La elaboración de esta primera añada 2023 de Roda Rosado Reserva Perdigón y Corimbo Rosado Reserva, no responde a una tendencia de mercado ni parecen concebidos para ampliar una gama. Son la consecuencia lógica de una forma de entender el vino que RODA lleva décadas desarrollando y que hoy también se expresa en su proyecto de Ribera del Duero, Bodegas La Horra.
La filosofía es conocida: el protagonismo pertenece al viñedo. A partir de ahí, cada decisión en bodega busca interpretar el origen, no transformarlo. Ese planteamiento ha definido la identidad de sus grandes tintos y ahora se traslada a dos rosados elaborados desde la misma exigencia.
Lo interesante es que la propuesta se desarrolla en dos territorios muy diferentes. Rioja aporta la personalidad de Perdigón, un viñedo singular donde Tempranillo y Garnacha encuentran un equilibrio muy particular. Ribera del Duero responde con la identidad de la Tinto Fino cultivada en pequeñas parcelas de cepas en vaso en la localidad de La Horra y pueblos colindantes. Dos paisajes, dos interpretaciones y una misma manera de trabajar.
Ambos comparten también una elaboración poco habitual en esta categoría. La crianza de quince meses en barricas usadas no busca que la madera sea protagonista. Su función es otra: aportar estabilidad, integrar el conjunto y permitir que el vino gane profundidad sin perder la identidad del viñedo.

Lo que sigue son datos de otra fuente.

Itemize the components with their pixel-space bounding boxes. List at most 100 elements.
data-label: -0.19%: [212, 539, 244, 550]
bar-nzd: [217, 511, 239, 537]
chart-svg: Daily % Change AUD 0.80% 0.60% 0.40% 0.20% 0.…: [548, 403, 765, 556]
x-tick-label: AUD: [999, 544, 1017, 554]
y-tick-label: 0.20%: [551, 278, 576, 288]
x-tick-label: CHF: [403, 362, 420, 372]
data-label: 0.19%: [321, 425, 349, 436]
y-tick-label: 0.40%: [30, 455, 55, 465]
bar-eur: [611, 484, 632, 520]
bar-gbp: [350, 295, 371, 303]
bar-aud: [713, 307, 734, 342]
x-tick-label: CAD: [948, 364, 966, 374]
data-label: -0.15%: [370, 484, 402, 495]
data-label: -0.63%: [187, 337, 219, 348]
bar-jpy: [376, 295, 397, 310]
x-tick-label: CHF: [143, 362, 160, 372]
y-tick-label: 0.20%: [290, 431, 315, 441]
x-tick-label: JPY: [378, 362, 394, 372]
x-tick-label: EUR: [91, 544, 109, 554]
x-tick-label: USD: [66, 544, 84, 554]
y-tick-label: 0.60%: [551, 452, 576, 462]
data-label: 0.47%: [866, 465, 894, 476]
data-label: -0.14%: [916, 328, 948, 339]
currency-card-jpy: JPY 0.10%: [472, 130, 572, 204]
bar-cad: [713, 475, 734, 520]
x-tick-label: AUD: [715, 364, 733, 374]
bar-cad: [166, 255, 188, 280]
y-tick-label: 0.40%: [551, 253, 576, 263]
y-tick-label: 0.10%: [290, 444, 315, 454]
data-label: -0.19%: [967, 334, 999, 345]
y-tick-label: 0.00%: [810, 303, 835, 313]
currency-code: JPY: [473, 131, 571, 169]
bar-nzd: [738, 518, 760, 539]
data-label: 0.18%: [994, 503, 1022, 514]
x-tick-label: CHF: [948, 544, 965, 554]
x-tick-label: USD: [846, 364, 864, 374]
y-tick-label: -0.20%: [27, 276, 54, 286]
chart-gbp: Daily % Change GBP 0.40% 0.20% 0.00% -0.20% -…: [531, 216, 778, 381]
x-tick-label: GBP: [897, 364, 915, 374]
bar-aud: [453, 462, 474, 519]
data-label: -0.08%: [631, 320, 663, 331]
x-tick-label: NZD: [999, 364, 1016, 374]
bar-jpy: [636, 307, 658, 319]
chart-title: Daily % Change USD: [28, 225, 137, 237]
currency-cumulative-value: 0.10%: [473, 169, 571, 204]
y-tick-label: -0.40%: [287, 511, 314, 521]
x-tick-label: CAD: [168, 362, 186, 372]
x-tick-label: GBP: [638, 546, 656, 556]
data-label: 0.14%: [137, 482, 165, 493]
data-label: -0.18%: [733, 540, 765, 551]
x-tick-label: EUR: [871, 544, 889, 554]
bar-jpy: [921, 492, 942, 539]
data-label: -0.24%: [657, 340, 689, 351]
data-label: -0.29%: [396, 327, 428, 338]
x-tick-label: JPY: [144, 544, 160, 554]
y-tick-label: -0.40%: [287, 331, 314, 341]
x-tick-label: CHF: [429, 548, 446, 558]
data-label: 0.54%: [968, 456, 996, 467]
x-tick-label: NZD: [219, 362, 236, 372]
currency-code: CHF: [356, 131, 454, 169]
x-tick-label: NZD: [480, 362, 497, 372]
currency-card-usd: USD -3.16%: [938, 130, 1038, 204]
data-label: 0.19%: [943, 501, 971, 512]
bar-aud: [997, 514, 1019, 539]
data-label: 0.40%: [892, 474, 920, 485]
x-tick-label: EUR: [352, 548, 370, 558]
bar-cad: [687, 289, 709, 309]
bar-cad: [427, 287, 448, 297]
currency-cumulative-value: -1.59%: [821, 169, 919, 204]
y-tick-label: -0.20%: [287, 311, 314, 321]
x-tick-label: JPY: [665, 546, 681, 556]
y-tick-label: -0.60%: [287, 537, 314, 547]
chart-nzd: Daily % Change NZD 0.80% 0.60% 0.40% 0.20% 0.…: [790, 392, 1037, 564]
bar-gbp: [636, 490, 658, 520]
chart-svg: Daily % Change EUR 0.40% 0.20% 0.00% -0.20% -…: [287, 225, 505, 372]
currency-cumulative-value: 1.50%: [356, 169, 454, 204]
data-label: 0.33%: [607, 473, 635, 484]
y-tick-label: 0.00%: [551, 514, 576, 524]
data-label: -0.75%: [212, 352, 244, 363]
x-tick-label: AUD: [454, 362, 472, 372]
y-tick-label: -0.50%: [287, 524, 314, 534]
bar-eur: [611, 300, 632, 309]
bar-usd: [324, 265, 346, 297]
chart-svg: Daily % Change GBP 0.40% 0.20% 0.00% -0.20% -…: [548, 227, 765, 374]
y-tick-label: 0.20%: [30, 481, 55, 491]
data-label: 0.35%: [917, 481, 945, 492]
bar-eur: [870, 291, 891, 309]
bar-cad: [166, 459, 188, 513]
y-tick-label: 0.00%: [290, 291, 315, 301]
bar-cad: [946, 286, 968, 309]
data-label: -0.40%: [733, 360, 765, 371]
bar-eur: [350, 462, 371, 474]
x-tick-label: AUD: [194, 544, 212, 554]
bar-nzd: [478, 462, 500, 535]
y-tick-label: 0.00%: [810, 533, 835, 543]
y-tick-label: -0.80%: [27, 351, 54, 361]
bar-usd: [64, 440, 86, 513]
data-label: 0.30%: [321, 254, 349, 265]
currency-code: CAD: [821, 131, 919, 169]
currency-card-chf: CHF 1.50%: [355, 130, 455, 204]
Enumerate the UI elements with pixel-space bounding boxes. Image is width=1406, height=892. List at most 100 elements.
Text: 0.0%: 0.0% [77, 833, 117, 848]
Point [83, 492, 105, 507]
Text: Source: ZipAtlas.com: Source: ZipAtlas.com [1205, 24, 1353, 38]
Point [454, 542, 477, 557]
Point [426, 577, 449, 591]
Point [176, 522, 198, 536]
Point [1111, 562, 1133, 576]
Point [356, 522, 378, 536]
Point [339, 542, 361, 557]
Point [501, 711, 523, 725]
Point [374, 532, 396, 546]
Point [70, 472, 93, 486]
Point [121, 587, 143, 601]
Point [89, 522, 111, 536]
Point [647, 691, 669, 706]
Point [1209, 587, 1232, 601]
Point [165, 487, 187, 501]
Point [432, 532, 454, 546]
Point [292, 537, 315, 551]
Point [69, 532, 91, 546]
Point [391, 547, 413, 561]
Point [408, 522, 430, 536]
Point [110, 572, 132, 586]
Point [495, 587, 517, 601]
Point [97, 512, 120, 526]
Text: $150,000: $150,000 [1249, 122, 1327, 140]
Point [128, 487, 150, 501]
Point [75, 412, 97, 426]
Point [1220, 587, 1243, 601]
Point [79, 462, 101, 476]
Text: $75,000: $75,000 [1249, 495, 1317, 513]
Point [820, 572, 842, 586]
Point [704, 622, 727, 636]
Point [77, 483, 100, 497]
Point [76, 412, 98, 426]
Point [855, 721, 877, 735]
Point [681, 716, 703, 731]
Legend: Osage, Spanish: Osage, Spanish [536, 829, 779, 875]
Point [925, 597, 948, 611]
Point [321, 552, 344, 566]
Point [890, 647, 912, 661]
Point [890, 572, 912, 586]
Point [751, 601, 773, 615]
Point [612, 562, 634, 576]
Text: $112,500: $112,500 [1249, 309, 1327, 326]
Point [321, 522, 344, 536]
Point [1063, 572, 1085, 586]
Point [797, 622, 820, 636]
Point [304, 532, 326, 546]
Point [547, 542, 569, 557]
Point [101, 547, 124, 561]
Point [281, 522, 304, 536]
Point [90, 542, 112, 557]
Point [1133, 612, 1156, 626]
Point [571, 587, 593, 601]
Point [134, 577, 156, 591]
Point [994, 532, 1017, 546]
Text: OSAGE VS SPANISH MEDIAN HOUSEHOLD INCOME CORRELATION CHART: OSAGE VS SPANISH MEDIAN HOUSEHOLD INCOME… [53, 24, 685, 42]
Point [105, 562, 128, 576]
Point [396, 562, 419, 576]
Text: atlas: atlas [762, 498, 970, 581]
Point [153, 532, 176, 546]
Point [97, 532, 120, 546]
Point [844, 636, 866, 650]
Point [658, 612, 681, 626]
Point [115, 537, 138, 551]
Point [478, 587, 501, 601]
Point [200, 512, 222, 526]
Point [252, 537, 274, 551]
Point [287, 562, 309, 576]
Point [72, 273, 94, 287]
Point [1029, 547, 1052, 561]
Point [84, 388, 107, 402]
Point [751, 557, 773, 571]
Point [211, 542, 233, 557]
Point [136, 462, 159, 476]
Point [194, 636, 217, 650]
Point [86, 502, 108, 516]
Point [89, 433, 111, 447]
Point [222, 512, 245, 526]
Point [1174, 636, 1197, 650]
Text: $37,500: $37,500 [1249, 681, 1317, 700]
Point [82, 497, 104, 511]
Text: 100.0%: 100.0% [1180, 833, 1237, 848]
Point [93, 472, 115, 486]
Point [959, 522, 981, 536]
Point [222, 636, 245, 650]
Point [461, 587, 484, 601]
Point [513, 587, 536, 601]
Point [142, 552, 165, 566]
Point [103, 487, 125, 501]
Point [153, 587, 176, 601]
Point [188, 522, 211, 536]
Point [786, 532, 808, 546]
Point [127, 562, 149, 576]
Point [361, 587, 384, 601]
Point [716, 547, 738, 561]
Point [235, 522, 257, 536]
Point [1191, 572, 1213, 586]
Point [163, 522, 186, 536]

Ese detalle resume bastante bien la filosofía del proyecto. No se trata de hacer rosados que no sean únicamente para el periodo estival por el simple hecho de diferenciarse. Se trata de aplicar el mismo nivel de rigor que ha convertido a RODA en una referencia, independientemente del tipo de vino o de la denominación de origen.
En un momento en el que buena parte del mercado sigue asociando el rosado al consumo inmediato, Roda y Corimbo reivindican otra manera de entender esta categoría. Son vinos concebidos para la gastronomía, con capacidad de evolucionar y de ocupar un lugar en la mesa durante toda una comida, sin necesidad de justificar su color.
Y probablemente esa sea la aportación más interesante de este proyecto. No pretende redefinir el rosado ni romper con lo establecido. Simplemente recuerda que las categorías nunca deberían marcar los límites de un vino.
Cuando el viñedo está en el centro de todas las decisiones, el color pasa a un segundo plano. Y eso es exactamente lo que ocurre aquí.